TR-H-0252 :1998.8.3

Alain DE CHEVEIGNÉ and Hideki KAWAHARA

A Model of Vowel Perception based on Missing Feature Theory

Abstract:Vowel identity correlates well with the shape of the transfer function of the vocal tract, or spectral envelope, rather than with the short-term spectrum, which contains peaks at multiples of the fundamental frequency (F0) that sample the spectral envelope. It is not clear how the auditory system estimates the original spectral envelope from representation that it derives from the vowel waveform. Cochlear excitation patterns, for example, have high resolution in the low frequency region, and their shape varies strongly with F0. The problem is acute at high F0s where the spectral envelope is highly undersampled. This paper treats vowel indentification as a form of pattern recognition with missing data. Rather than trying to interpolate the spectral envelope from an incomplete set of samples, we perform pattern matching restricted to available samples.

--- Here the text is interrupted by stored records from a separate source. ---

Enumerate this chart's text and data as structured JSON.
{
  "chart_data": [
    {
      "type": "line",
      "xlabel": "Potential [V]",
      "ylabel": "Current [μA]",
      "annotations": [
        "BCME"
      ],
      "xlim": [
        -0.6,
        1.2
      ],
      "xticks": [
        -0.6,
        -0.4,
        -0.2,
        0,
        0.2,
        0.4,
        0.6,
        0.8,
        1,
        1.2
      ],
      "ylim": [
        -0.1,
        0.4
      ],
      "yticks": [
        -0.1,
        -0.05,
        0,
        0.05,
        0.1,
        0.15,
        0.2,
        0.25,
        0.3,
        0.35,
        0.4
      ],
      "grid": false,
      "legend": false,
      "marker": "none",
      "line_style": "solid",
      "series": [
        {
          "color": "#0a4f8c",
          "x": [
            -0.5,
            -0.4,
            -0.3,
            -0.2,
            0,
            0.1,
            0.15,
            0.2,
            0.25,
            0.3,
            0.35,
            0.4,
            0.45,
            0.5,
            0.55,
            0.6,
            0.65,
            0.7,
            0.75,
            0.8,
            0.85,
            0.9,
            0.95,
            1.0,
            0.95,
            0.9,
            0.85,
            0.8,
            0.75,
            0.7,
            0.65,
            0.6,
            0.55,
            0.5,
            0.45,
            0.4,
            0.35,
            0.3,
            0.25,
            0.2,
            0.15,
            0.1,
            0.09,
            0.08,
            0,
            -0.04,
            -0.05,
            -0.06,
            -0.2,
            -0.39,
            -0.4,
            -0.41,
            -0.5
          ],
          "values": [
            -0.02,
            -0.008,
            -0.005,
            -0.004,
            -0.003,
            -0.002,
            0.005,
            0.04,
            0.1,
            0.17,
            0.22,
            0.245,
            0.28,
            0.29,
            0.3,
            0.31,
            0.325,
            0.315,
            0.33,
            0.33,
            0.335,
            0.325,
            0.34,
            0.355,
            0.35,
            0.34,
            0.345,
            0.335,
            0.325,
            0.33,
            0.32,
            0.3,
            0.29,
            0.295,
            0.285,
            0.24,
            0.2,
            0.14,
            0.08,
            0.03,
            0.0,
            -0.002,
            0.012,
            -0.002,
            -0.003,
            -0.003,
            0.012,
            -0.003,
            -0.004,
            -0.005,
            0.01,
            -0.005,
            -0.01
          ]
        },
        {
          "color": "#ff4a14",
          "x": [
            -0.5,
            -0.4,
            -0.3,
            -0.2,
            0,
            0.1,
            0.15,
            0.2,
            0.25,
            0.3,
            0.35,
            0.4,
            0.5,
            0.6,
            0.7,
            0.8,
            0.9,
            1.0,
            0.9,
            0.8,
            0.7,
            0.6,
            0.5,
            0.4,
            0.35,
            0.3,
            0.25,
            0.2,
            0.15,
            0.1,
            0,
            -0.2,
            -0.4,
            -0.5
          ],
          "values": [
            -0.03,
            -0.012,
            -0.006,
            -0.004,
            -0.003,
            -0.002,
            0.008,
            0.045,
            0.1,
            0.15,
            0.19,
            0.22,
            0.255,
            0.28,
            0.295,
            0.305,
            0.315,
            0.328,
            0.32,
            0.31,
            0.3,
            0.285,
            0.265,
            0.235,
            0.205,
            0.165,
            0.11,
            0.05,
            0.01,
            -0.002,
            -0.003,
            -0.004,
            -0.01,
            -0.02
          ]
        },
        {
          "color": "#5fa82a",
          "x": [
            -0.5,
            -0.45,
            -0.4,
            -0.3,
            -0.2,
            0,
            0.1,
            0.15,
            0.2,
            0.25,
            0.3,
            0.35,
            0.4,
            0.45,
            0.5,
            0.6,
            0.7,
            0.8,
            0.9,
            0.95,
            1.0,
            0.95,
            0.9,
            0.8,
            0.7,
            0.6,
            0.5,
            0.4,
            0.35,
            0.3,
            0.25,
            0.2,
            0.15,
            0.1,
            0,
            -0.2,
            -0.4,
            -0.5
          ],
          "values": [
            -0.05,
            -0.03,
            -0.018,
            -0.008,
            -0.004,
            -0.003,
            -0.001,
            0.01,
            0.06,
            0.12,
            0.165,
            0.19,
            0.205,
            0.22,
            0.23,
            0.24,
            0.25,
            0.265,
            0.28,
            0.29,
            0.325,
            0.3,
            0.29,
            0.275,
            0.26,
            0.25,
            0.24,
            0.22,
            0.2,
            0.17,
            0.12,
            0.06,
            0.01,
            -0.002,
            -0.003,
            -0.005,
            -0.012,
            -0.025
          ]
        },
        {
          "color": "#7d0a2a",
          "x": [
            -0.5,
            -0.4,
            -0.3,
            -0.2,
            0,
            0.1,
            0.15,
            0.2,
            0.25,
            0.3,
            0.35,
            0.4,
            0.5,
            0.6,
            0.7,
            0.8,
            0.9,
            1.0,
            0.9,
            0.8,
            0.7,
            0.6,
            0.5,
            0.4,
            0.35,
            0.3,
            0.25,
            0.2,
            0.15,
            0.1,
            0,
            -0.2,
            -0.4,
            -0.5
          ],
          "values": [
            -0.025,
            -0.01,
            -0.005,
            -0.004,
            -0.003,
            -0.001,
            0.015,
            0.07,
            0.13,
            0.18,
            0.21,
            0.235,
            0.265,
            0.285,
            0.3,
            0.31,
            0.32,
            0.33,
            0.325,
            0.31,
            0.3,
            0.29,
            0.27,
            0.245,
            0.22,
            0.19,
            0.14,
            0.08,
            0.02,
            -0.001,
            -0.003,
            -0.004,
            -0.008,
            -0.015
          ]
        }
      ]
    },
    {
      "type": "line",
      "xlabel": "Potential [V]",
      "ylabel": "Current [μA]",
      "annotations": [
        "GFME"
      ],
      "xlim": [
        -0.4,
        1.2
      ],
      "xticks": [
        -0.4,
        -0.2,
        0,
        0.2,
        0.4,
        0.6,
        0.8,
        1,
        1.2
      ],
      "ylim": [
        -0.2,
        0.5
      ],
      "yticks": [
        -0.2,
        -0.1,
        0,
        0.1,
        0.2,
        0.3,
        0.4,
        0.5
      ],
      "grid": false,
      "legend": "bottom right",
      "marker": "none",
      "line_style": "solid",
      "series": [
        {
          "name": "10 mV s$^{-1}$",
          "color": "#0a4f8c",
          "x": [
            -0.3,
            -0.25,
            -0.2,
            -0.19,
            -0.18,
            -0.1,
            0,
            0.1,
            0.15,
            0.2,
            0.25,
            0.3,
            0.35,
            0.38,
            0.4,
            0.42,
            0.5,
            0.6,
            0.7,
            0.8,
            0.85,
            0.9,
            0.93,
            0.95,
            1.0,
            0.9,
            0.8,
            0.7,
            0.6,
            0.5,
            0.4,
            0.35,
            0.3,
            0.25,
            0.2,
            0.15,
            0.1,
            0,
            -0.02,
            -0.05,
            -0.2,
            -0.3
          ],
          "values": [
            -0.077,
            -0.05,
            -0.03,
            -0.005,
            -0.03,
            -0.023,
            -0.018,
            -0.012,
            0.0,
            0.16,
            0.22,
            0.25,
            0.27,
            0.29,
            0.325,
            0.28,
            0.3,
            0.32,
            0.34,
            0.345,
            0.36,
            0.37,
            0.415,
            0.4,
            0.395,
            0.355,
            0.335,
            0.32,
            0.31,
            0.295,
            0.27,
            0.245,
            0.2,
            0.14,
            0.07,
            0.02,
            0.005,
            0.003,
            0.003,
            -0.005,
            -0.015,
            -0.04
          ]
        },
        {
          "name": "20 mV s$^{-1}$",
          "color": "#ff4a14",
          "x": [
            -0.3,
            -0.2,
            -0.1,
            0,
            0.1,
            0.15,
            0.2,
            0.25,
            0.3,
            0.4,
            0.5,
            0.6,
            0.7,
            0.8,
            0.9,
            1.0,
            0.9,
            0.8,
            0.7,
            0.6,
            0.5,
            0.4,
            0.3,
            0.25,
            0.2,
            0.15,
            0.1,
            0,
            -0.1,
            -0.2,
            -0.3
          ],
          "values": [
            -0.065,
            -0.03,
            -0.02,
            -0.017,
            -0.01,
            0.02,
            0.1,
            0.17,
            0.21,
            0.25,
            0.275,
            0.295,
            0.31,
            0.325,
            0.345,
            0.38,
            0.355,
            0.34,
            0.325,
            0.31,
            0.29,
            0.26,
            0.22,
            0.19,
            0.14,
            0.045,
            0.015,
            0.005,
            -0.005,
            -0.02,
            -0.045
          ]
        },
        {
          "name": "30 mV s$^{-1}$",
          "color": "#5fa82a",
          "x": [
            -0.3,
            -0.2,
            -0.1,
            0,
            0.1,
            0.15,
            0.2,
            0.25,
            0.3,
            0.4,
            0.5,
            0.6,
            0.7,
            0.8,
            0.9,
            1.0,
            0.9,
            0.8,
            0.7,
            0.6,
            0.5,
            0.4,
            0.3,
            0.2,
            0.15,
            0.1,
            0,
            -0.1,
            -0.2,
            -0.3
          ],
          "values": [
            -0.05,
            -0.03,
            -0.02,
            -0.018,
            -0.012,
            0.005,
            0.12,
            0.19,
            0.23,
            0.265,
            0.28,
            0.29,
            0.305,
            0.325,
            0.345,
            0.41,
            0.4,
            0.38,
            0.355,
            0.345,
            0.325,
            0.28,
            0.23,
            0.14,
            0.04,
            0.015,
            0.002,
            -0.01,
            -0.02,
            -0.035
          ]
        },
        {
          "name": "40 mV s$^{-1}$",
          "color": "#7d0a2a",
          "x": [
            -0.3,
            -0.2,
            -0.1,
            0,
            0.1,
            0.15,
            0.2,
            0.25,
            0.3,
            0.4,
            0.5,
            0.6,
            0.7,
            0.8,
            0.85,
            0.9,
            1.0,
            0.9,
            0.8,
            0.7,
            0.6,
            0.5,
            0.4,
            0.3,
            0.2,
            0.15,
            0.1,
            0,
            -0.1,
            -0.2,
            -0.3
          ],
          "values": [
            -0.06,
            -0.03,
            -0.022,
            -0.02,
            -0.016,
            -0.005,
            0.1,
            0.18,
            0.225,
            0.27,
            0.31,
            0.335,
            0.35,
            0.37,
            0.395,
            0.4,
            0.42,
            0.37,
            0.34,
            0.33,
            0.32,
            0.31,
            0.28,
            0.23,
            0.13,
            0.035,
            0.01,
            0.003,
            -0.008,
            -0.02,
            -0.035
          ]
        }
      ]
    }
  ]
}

Missing data points are ignored. In other words, a non-uniform weighting function, dependent on F0, is used to emphasized spectral regions near harmonics of the fundamental, at the expense of other regions. The model is presented in two versions: a frequency-domain version based on short-term spectra or tonotopic excitation patterns, and a time-domain version based on autocorrelation functions. It accounts well for the fact that vowel identification is relatively insensitive to F0-related features of the short-term spectrum.